L’Europa Cup 2025-26 ha marcato la prima stagione d’esordio della seconda competizione UEFA per club femminili, e si è dimostrata un discreto spettacolo, capace di regalare risultati a sorpresa, segnare storie altrimenti perse nel meandro della globalizzazione del movimento, ed ha anche dimostrato di meritare più supporto di quello che l’Unione delle Federazioni Calcistiche Europee le ha effettivamente dato.
COSA CI LASCIA LA PRIMA EDIZIONE DELL’EUROPA CUP
La prima edizione dell’Europa Cup non ci lascia solo una finale che conferma il fascino del calcio femminile svedese, con due partite combattute con un Häcken che sta riuscendo a mantenere un progetto continuativo e un Hammarby che, nonostante i numerosi cambi di pelle, mantiene intatta la sua essenza di formazione offensiva. Ci lascia anche rimonte storiche, come quelle di PSV e Sparta Praga, capaci di convertire in un aggregato di 4-3 il triplo svantaggio incassato nella sfida di andata, la vittoria ai rigori del Sarajevo sul Fomget nel Primo Turno di Qualificazione e quella dell’Austria Vienna sullo Slavia Praga nel Secondo Turno.
Non mancano nemmeno la vittoria ai supplementari dell’Anderlecht contro il Braga, sempre nel secondo turno, o quella del Breiðablik in casa del Fortuna Hjørring negli Ottavi, e non di meno quella dello Sparta Praga (ancora) a Vienna nel ritorno dei Quarti. Si conta anche il percorso delle due finaliste, con le biancoverdi che hanno superato ai rigori lo Sporting Lisbona ai Quarti, e le giallonere che hanno stravinto in casa del più quotato Eintracht Francoforte nella semifinale di andata. Insomma, lo spettacolo in questa competizione non è mancato per nulla.
COSA NON HA FUNZIONATO
Laddove l’Europa Cup ha faticato è stata la presenza mediatica, con la UEFA che – in quanto promotrice e organizzatrice della manifestazione – avrebbe potuto e dovuto fare di più. Il profilo social dedicato è nato in concomitanza con le gare degli Ottavi di Finale, quando due turni di qualificazione erano ormai giunti alla conclusione, e la finale, uniche due gare trasmesse in chiaro dai canali ufficiali, non ha ricevuto alcun supporto per quanto concerne la telecronaca.

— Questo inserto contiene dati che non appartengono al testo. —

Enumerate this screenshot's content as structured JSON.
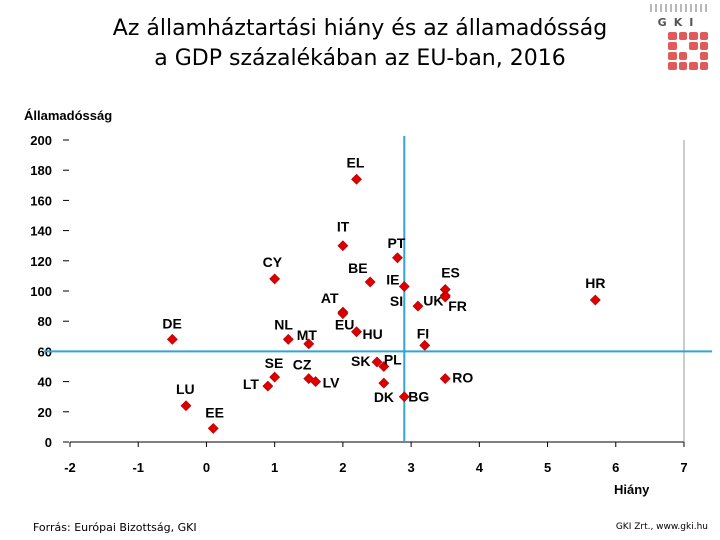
{
  "header": {
    "title_line1": "Az államháztartási hiány és az államadósság",
    "title_line2": "a GDP százalékában az EU-ban, 2016",
    "logo_text": "GKI"
  },
  "footer": {
    "source": "Forrás: Európai Bizottság, GKI",
    "credit": "GKI Zrt., www.gki.hu"
  },
  "colors": {
    "marker": "#dd0000",
    "refline": "#33a3d8",
    "axis": "#000000"
  },
  "chart_data": {
    "type": "scatter",
    "title": "Az államháztartási hiány és az államadósság a GDP százalékában az EU-ban, 2016",
    "xlabel": "Hiány",
    "ylabel": "Államadósság",
    "xlim": [
      -2,
      7
    ],
    "ylim": [
      0,
      200
    ],
    "xticks": [
      -2,
      -1,
      0,
      1,
      2,
      3,
      4,
      5,
      6,
      7
    ],
    "yticks": [
      0,
      20,
      40,
      60,
      80,
      100,
      120,
      140,
      160,
      180,
      200
    ],
    "reference_lines": {
      "x": 2.9,
      "y": 60
    },
    "points": [
      {
        "label": "EL",
        "x": 2.2,
        "y": 174
      },
      {
        "label": "IT",
        "x": 2.0,
        "y": 130
      },
      {
        "label": "PT",
        "x": 2.8,
        "y": 122
      },
      {
        "label": "CY",
        "x": 1.0,
        "y": 108
      },
      {
        "label": "BE",
        "x": 2.4,
        "y": 106
      },
      {
        "label": "IE",
        "x": 2.9,
        "y": 103
      },
      {
        "label": "ES",
        "x": 3.5,
        "y": 101
      },
      {
        "label": "UK",
        "x": 3.5,
        "y": 97
      },
      {
        "label": "HR",
        "x": 5.7,
        "y": 94
      },
      {
        "label": "FR",
        "x": 3.5,
        "y": 96
      },
      {
        "label": "SI",
        "x": 3.1,
        "y": 90
      },
      {
        "label": "AT",
        "x": 2.0,
        "y": 86
      },
      {
        "label": "EU",
        "x": 2.0,
        "y": 85
      },
      {
        "label": "NL",
        "x": 1.2,
        "y": 68
      },
      {
        "label": "MT",
        "x": 1.5,
        "y": 65
      },
      {
        "label": "HU",
        "x": 2.2,
        "y": 73
      },
      {
        "label": "DE",
        "x": -0.5,
        "y": 68
      },
      {
        "label": "FI",
        "x": 3.2,
        "y": 64
      },
      {
        "label": "SK",
        "x": 2.5,
        "y": 53
      },
      {
        "label": "PL",
        "x": 2.6,
        "y": 50
      },
      {
        "label": "SE",
        "x": 1.0,
        "y": 43
      },
      {
        "label": "CZ",
        "x": 1.5,
        "y": 42
      },
      {
        "label": "LV",
        "x": 1.6,
        "y": 40
      },
      {
        "label": "LT",
        "x": 0.9,
        "y": 37
      },
      {
        "label": "RO",
        "x": 3.5,
        "y": 42
      },
      {
        "label": "DK",
        "x": 2.6,
        "y": 39
      },
      {
        "label": "BG",
        "x": 2.9,
        "y": 30
      },
      {
        "label": "LU",
        "x": -0.3,
        "y": 24
      },
      {
        "label": "EE",
        "x": 0.1,
        "y": 9
      }
    ]
  }
}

Poca chiarezza anche per la questione diritti televisivi, con le società che, come peraltro già accaduto in passato in Champions League, si sono occupate in autonomia della trasmissione delle partite, con molti eventi che necessitavano o un abbonamento (l’ennesimo per gli appassionati) o che, seppur gratuiti, sono stati bloccati geograficamente, con necessità di pagare a parte una VPN per la visione, e quindi con gli spettatori costretti sempre ad una spesa aggiuntiva.
COSA CAMBIARE IN FUTURO
Per il futuro, la UEFA potrebbe valutare due cambiamenti nel format: il primo, del quale avevamo già parlato, la riscrittura del Secondo Turno di Qualificazione in Sedicesimi di Finale, sicuramente già più appetibile per la vendita, nonché necessaria denominazione visto che da quel momento in poi non entrano più ulteriori squadre. La seconda, per poter basare una narrazione improntata sull’hype social, portare la finale in gara secca.
Servirà poi una maggior chiarezza con i diritti televisivi, che potrebbero essere centralizzati e distribuiti dalla UEFA stessa, considerando che, per buona parte della stagione, le partite si intrecceranno giocoforza con la Champions League femminile o altre competizioni, sia femminili – come la League Cup inglese – e come gli equivalenti maschili, e piazzarli nei vari paesi per costruire un guadagno sarà comunque difficile di base.
A questo andrebbero aggiunte una serie di migliorie in ottica produzione, con la creazione di maggiori contenuti, sia tramite UEFA TV sia tramite social, da poter aumentare l’attenzione su una competizione che ha dimostrato di non avere nulla di meno rispetto ad altri tornei più blasonati. Con questo, l’Europa Cup può avere, tra 5-10 anni, lo stesso impatto per il femminile della Conference League per il maschile. Se non altro, si è visto che la base di partenza è solida.